Every year tonnes of old office chairs end up in the landfill, practically increasing the carbon footprint and adding to the disposed-off waste. Seeing this predicament, Thomas Howell-Jones, a Birmingham-based product design student has come up with a simple yet useful idea. He’s using the back rest of disposed-off chairs in the landfill to make backpacks that double as bicycle panniers. To top it off, these backpacks are durable, waterproof and impact-resistant.
Howell likes to call this hard-shell backpack ‘Rest’, and for its effective utility it won the 2017 RSA Re-Work Brief Winner. The rugsack has got funding from RSA fellowship and other industry contacts which points towards a huge probability that it will make it to the market in coming years.

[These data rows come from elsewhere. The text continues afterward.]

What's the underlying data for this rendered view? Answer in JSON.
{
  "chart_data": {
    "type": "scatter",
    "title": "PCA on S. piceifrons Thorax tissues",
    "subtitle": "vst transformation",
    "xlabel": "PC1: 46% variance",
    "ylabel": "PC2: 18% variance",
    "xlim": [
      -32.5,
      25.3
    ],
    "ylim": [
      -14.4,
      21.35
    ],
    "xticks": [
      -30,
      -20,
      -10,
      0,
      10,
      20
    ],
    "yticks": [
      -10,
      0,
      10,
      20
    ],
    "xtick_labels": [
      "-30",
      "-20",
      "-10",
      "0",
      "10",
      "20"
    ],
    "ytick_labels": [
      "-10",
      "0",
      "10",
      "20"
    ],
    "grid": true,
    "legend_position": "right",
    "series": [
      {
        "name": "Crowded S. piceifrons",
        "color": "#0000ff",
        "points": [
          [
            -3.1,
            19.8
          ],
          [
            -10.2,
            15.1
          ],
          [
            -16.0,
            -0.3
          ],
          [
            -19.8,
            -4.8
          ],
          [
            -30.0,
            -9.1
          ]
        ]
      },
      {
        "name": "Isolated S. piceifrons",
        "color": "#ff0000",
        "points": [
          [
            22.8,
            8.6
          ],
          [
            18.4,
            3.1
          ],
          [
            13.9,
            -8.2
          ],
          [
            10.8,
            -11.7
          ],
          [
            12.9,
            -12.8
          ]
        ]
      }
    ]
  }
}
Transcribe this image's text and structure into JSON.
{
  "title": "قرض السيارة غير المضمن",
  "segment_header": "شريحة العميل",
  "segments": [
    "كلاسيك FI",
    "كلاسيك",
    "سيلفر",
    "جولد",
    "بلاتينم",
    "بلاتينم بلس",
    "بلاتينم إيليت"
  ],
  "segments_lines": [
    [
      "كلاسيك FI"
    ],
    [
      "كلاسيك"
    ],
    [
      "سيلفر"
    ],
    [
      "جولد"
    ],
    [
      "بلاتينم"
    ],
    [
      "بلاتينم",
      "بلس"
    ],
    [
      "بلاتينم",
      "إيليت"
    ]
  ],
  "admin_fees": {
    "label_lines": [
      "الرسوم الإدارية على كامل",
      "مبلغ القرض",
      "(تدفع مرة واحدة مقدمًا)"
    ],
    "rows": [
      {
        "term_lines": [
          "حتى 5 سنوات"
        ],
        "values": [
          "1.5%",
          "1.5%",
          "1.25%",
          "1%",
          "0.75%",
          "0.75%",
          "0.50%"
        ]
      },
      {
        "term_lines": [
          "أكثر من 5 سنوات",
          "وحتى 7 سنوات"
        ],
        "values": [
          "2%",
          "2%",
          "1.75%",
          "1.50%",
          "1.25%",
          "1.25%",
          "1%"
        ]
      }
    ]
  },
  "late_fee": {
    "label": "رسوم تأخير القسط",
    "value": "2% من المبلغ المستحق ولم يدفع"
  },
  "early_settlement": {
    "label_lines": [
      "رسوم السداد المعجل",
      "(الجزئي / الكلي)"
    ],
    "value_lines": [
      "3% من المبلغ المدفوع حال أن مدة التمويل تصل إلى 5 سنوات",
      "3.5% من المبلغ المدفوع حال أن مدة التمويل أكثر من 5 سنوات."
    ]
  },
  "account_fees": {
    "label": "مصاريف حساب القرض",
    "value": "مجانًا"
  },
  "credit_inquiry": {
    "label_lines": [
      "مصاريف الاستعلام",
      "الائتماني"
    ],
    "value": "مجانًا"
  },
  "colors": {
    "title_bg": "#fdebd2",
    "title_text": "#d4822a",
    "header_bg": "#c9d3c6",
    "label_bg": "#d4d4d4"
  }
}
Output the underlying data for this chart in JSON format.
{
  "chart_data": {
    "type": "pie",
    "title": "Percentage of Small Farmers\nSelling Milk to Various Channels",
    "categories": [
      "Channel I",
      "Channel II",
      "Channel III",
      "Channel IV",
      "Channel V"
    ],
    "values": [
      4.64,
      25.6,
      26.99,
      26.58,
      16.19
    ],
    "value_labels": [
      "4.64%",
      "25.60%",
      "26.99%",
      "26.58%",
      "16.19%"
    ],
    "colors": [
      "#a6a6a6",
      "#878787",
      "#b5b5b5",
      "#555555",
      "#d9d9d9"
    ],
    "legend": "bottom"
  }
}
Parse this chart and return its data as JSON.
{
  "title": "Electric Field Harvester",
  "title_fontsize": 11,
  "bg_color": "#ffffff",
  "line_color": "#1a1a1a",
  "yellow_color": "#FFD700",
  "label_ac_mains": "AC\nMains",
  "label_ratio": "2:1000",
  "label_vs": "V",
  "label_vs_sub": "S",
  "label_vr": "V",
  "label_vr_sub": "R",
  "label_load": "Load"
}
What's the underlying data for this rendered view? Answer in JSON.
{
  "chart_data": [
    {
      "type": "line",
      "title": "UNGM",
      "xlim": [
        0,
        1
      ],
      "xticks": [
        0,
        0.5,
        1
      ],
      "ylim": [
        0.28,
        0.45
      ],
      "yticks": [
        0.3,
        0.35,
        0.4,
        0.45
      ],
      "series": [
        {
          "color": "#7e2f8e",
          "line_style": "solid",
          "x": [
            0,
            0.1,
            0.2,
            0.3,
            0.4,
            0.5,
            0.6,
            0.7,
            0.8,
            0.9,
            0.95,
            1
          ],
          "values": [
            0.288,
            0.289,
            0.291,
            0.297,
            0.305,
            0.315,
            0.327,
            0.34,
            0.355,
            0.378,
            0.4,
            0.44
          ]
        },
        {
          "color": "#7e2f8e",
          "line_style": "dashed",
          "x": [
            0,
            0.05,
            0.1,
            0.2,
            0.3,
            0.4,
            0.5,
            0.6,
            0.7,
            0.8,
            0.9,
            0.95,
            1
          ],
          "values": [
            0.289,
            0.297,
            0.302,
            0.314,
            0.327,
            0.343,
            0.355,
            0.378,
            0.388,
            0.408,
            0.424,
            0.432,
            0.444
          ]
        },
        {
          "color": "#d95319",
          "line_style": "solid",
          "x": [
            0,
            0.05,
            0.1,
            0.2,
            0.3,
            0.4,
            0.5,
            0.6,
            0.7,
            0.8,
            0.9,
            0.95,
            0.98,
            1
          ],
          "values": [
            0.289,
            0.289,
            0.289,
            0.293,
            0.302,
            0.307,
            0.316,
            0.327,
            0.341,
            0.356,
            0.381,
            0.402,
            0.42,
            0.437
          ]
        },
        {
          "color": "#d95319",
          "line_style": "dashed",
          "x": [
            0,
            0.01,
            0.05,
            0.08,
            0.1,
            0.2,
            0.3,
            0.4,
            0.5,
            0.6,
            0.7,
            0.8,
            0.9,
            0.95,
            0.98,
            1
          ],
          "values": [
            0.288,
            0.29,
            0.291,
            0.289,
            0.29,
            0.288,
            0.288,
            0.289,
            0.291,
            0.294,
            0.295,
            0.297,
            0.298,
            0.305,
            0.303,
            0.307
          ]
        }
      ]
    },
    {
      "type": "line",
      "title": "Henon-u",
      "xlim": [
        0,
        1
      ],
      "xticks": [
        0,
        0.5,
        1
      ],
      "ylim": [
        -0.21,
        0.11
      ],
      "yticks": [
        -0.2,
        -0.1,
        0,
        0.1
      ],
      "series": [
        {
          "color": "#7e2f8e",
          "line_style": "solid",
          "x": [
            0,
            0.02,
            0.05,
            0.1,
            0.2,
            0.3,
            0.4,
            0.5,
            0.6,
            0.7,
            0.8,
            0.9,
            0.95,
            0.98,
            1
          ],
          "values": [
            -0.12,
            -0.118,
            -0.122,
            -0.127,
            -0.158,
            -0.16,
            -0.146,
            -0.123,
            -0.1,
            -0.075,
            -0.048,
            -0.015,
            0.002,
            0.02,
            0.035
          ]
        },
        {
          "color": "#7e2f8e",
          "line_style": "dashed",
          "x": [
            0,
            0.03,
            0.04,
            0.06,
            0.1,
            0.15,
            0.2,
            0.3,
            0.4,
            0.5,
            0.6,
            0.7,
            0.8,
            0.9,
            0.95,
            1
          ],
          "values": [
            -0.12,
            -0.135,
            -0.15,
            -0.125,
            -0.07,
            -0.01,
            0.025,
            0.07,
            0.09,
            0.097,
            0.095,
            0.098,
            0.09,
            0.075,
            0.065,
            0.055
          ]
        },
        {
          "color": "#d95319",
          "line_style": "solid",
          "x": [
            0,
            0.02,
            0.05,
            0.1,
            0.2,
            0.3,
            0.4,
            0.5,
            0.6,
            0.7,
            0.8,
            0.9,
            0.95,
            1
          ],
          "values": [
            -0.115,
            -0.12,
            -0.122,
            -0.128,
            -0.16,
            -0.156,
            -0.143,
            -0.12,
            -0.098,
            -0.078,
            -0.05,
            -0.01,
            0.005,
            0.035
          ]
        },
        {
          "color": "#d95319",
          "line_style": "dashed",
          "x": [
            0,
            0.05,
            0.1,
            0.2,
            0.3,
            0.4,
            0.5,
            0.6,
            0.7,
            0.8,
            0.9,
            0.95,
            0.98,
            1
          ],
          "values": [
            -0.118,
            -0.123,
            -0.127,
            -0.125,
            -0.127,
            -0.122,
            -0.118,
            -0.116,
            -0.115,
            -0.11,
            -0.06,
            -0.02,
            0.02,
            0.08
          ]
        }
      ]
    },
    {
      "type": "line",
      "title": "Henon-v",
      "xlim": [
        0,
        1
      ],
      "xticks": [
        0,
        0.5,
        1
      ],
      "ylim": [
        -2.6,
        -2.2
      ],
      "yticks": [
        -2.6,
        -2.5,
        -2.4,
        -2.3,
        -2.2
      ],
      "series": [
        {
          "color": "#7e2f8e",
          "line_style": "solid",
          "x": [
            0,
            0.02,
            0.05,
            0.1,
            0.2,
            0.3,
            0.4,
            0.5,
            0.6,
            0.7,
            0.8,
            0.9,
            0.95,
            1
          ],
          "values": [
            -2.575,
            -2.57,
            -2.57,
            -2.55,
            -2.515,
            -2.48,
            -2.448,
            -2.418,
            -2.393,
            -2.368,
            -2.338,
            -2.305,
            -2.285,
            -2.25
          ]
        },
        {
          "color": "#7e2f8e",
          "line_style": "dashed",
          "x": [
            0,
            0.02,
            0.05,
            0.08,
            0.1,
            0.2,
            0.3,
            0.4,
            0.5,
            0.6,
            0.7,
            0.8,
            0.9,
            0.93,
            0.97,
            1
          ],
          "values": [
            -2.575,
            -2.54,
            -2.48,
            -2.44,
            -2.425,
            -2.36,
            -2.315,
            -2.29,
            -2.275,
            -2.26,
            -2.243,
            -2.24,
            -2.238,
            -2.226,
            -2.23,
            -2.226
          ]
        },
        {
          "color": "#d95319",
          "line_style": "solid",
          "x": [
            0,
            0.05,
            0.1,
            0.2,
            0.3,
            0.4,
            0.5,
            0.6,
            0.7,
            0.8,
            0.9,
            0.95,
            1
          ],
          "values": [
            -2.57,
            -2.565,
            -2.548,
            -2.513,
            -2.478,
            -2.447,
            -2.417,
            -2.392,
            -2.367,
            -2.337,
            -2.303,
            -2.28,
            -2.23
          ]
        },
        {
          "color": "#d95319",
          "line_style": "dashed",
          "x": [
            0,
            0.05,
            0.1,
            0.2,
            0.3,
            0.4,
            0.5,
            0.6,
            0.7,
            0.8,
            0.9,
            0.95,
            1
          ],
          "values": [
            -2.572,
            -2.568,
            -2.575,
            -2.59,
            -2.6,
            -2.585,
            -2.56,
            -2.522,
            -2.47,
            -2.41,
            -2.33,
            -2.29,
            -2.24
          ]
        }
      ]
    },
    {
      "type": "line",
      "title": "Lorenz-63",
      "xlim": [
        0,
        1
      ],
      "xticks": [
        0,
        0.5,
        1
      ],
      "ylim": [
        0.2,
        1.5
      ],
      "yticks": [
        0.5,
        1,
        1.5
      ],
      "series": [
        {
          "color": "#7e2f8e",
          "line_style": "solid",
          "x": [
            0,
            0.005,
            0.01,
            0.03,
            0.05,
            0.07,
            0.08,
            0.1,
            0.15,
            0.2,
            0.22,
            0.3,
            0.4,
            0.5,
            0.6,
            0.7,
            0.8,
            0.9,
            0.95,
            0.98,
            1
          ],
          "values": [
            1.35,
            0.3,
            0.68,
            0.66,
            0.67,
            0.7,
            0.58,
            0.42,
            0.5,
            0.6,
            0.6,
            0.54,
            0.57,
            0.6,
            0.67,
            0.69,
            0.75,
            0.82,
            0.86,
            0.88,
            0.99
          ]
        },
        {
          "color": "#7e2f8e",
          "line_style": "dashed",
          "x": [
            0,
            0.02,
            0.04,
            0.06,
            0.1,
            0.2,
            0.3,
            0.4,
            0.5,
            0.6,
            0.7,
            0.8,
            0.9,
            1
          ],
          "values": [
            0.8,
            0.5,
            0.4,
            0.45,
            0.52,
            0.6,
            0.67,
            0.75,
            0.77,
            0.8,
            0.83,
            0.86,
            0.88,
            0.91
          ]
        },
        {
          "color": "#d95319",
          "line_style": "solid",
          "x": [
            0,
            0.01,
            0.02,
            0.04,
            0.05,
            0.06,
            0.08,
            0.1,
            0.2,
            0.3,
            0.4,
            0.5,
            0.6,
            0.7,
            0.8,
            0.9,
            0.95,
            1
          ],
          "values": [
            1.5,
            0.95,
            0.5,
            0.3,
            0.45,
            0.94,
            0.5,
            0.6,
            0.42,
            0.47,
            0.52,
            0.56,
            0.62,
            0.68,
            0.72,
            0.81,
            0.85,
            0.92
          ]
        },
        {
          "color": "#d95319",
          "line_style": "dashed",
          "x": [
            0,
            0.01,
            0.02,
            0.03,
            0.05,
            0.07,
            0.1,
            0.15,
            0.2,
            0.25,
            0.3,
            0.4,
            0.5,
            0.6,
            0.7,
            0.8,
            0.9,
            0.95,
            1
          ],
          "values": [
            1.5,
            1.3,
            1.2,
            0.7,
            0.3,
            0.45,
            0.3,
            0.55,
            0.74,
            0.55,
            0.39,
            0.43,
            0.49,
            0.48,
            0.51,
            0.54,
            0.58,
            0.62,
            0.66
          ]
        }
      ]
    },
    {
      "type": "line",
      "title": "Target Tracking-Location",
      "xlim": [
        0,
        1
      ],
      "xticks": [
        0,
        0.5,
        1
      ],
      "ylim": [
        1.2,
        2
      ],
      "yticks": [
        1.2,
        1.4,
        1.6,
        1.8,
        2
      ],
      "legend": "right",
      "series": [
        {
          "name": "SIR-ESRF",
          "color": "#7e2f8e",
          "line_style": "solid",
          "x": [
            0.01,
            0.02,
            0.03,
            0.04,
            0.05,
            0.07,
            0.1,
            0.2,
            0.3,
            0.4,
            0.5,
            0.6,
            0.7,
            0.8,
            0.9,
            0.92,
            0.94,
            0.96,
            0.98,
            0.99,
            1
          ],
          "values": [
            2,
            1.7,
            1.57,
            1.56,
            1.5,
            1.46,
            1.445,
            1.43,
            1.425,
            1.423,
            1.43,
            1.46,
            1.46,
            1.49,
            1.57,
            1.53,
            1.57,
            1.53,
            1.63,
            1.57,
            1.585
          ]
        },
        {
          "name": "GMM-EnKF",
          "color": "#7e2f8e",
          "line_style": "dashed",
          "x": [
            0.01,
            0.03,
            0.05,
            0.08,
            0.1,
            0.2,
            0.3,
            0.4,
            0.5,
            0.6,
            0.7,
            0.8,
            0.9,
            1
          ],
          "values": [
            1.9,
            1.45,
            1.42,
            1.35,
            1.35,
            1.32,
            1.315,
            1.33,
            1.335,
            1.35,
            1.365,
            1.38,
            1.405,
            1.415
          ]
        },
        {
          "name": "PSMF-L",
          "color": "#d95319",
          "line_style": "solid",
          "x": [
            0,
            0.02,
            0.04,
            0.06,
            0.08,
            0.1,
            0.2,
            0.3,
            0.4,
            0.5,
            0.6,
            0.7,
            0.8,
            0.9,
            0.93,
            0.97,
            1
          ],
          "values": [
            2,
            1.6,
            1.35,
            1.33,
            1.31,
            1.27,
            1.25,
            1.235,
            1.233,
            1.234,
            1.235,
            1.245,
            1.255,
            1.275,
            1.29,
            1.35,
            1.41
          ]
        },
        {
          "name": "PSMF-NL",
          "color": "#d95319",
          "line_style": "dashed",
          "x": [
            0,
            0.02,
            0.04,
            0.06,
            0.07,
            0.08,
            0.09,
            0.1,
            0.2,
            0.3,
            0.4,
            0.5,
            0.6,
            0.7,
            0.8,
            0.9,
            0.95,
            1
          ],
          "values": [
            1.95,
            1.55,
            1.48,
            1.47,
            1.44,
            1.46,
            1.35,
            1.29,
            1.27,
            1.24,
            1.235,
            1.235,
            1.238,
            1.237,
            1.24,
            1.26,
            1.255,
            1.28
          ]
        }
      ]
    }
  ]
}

Coming on to the utility of this dual utility backpack, it morphs from rucksack to a pannier bag by simply tightening the exposed straps. The fact that this backpack has a robust chair back rest, therefore it is highly impact resistant. Its high capacity size makes it ideal for bike messenger jobs or for that matter carrying stuff on daily basis too.
To increase the strength of this backpack, a new kind of attachment technique called G-hook is used for strength and durability.
Although there is no word on the availability of this backpack yet, those of you who have discarded chairs laying around in the house can salvage them to make something similar. That’s because Howell is generous enough to share the DIY technique on his website.